In short, good news can be bad news for markets, especially when it comes from a central bank.

Another factor is expectations. A Bloomberg article yesterday seemed to support Schnabel’s view that the economy has progressed roughly along the lines forecasted by the ECB in June. This hardly makes the case for more easing for the time being and we think markets are expecting a cautiously optimistic tone.

This would make any dovish display more impactful from a rates point of view.

Technical tweaks as excess liquidity increases - the ECB could signal increased awareness at least

3-month Euribor hit another all-time low yesterday at -0.493%. It is closing in on the -0.5% deposit facility rate of the ECB which should in theory serve as a floor to fixings.

That is the rate at which banks can redeposit their excess liquidity at the central bank. In practice, the overnight rate €STR and 1m Euribor are already below the deposit facility rate – banks are charging those market participants without access to the facility for redepositing at the ECB and the rising excess liquidity, now approaching €3tn, is keeping the pressure on rates.

The ECB has partially alleviated the cost that the negative rate charged on the excess liquidity puts on banks by introducing tiered deposits. Six times the minimum reserve requirement is what banks are now allowed to deposit at zero charge before the -0.5% penalty rate kicks in, but that multiplier was fixed before the latest steep increase in excess liquidity.

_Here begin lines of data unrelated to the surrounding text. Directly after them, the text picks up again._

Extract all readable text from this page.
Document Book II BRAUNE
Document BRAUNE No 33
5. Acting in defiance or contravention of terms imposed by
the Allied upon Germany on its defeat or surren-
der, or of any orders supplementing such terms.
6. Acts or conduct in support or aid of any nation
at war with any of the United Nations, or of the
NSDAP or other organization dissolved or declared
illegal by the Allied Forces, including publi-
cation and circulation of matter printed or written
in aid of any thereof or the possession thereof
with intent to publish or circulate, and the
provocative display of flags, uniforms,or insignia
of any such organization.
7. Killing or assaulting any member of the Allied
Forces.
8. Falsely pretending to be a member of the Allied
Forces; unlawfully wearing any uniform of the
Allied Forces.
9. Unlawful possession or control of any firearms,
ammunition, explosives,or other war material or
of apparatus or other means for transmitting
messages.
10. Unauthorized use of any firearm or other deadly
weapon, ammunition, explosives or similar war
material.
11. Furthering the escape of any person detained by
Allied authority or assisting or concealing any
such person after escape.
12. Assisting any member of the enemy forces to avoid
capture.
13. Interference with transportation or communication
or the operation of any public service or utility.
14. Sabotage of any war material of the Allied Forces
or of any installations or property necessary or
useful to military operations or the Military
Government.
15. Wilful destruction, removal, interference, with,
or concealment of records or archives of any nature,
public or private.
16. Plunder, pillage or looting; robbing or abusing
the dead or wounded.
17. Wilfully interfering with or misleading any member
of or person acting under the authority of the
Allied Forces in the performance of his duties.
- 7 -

Increasing the multiplier could thus be a technical tweak that might be considered and it could also lessen the downward pressure on Euribor rates. However, ECB officials have not signalled any urgency on that front. Furthermore, having provided banks €1.3tn in liquidity via the last TLTRO.III at a rate as low as -1% if certain requirements are met, could be viewed as an offsetting subsidy.

That said, the inclusion of a question on the multiplier in the ECB survey of monetary analysts for today’s meeting signals at least an increased awareness of the issue.

Today's events: ECB, supply, industrial production numbers

Today should prove an eventful session with Italy and Ireland carrying out auctions in the morning, as European countries release industrial production numbers.

The US Treasury auctions 30-year bonds today.